NAE3SAT is an NP-complete Boolean satisfiability (SAT) problem that has clauses of three literals each and requires that for every clause the literals are not all equal to each other; i.e., all configurations are valid except (-1, -1, -1) and (+1, +1, +1) (for spin-valued variables, or (0,0,0) and (1, 1, 1) for binary-valued variables).

SAT Terminology:

The SAT problem problem is to decide whether the literals in its clauses can be assigned values that satisfy all the clauses. In CNF, the SAT is satisfied only if all its clauses are satisfied.

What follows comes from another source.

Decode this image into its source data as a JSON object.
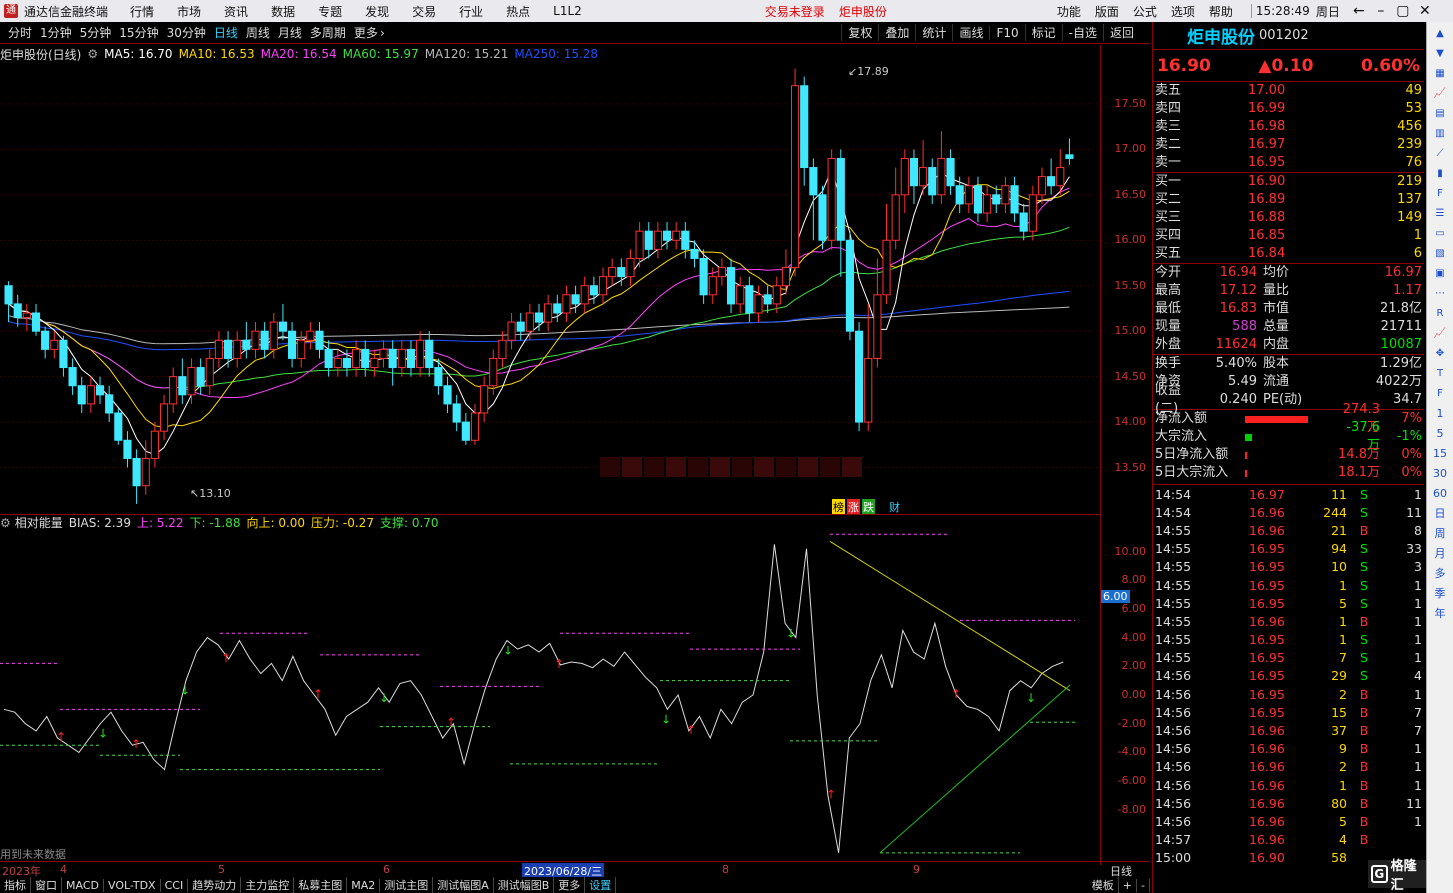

• Literal is a Boolean variable such as x and its negation.
• Clause is a disjunction of literals such as x1 OR x0.
• conjunctive normal form (CNF) conjoins clauses by the AND operator; i.e., (clause 1) AND (clause 2) AND (clause 3).

NAE3SAT problems are known to transition from the satisfiable to the unsatisfiable regime at a clause-to-variable ratio ρ=2.1. This code example solves problems with ρ=2.1 (critical point) as well as with ρ=3.0 (max-SAT regime).

This example explores solving this satisfiability problem with two different generations of D-Wave quantum computers:

• A Pegasus-topology Advantage system.
• An experimental prototype of a Zephyr-topology quantum processing unit (QPU) for the Advantage2 next-generation system currently under development.

You can run this example without installation in cloud-based IDEs that support the Development Containers specification (aka "devcontainers").

For development environments that do not support devcontainers, install requirements:

pip install -r requirements.txt

If you are cloning the repo to your local system, working in a virtual environment is recommended.

Your development environment should be configured to access Leap’s Solvers. You can see information about supported IDEs and authorizing access to your Leap account here.

To run the example:

python nae3sat_example.py

The code saves the resulting graphics under a plots folder.

The code reformulates NAE3SAT instances as Ising problems, embeds these onto the QPU graphs, and analyzes the solution quality obtained from both QPUs.

NAE3SAT problems can be mapped to the Ising model by anti-ferromagnetically coupling the variables of a clause. For example, a clause for variables (s0, s1, s2) is represented by the Ising Hamiltonian,

H(s0, s1, s2) = s0*s1 + s1*s2 + s0*s2.

The table below shows the energy for all configurations of the variables. The valid not-all-equal configurations have a lower energy than the all-equal ones. Therefore, the NAE3SAT clause is solved when minimizing the Hamiltonian objective.

Negated variables are represented by a spin-reverse transform of such variables. For example, a clause with -s1, the negation of s1, is represented by the Ising Hamiltonian,

H(s0, -s1, s2) = -s0*s1 - s1*s2 + s0*s2.

A NAE3SAT problem is generated by adding all its clauses together; for example:

H(s0,..., sN) = H(s0, s1, s2) + H(s6, -s1, s4) + H(-s3, s5, -s9) + ...

The minimization of this objective solves the NAE3SAT problem.

For more information on reformulating SAT problems in Ising format, see the system documentation.

Both the Pegasus and Zephyr graphs natively support triangles, enabling the embedding of three-variable clauses without chains. Nevertheless, large NAE3SAT problems typically include interactions between variables that are not natively connected and do require chains.

The graphic below shows the distribution of chain lengths for a ρ=3.0 NAE3SAT problem of 75 variables minor-embedded into the two topologies using Ocean software's minorminer heuristic. Smaller chains typically improve the success of quantum-annealing computations.

The Zephyr topology of the Advantage2 prototype has a greater connectivity than the Pegasus topology of Advantage. This enables more-compact embedding (minor embeddings with shorter chains) of problems in the Advantage2 prototype, which in turn improves the performance of the QPU on embedded problems.

The graphic below shows the solution quality of 100 samples from a ρ=3.0 problem.

The distribution of samples obtained by the Advantage2 prototype tends to have lower energy than that of the Advantage QPU. Lower energies mean better solutions.

Note: The data displayed in the graphics above was generated for a particular execution of this code example; results will slightly vary from run to run. If you wish to experiment further to get more consistent results, you can increase the number of samples or the number of calls (keep in mind these runs will consume your solver access time at the standard rate).

Released under the Apache License 2.0. See LICENSE file.